# Background

Effect ratios such as odds ratios (OR) and hazard ratios (HR) are useful measures of relative treatment effects and are used extensively in randomized clinical trials (RCT). In their simplest form where they represent a non-covariate-adjusted treatment effect, they were designed for homogeneous patient populations, i.e., situations in which there are no known risk factors. They were not designed for the case where there is substantial outcome heterogeneity even for patients receiving the same treatment. When this outcome heterogeneity is present (e.g., strong risk factors exist), patients come from a mixture of distributions, and this mixing causes problems for many statistics that are not linear in the outcome data. In the Cox proportional hazards (PH) model this mixing causes non-proportional hazards of treatments and in both Cox and logistic regression models the mixing causes an attenuation of the treatment effect. This is explained in detail in Chapter 13 of Biostatistics in Biomedical Research.

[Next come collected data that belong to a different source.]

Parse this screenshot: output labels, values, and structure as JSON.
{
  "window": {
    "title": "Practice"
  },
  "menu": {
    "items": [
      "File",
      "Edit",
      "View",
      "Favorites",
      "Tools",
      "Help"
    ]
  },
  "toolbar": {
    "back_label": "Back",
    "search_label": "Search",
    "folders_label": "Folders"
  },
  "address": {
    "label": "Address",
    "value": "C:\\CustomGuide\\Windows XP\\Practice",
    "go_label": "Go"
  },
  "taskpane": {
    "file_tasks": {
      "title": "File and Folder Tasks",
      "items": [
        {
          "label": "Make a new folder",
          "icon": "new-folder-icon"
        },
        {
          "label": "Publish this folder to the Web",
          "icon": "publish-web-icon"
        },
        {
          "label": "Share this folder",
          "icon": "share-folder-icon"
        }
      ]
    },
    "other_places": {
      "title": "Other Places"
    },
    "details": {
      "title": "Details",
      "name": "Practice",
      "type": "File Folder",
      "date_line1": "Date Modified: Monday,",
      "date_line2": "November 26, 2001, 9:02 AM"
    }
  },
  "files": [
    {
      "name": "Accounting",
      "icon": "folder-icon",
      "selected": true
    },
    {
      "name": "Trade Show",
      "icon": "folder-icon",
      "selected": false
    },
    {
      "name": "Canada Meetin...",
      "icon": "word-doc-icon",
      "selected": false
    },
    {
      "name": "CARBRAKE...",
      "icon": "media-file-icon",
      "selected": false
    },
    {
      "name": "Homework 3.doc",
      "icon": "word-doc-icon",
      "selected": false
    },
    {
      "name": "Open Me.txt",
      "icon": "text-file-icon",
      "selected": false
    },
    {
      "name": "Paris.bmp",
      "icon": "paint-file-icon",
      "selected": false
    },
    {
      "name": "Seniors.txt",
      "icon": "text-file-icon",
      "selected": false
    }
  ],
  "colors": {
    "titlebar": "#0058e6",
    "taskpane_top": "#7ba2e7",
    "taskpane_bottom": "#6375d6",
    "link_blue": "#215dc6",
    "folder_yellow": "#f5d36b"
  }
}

In a linear model applied to an RCT, failure to adjust for covariates, or omitting a strong risk factor from the set of adjustment variables, results in residuals having larger absolute values, which increases the residual variance. The residual variance absorbs such unaccounted heterogeneity in the outcome, and increasing this variance decreases the power of the study. In Cox and logistic models there are no residual terms, and unaccounted outcome heterogeneity has nowhere to go. So it goes into the regression coefficients that are in the model, attenuating them towards zero. Failure to adjust for easily accountable outcome heterogeneity in nonlinear models causes a loss of power as a result. As detailed in Chapter 13 of the above referenced text, adjusting for outcome heterogeneity keeps Cox and logistic models from losing power, unlike the situation in linear models where adjusting actually increases power. The important impact of covariate adjustment on power for making treatment comparisons has been studied extensively by Steyerberg.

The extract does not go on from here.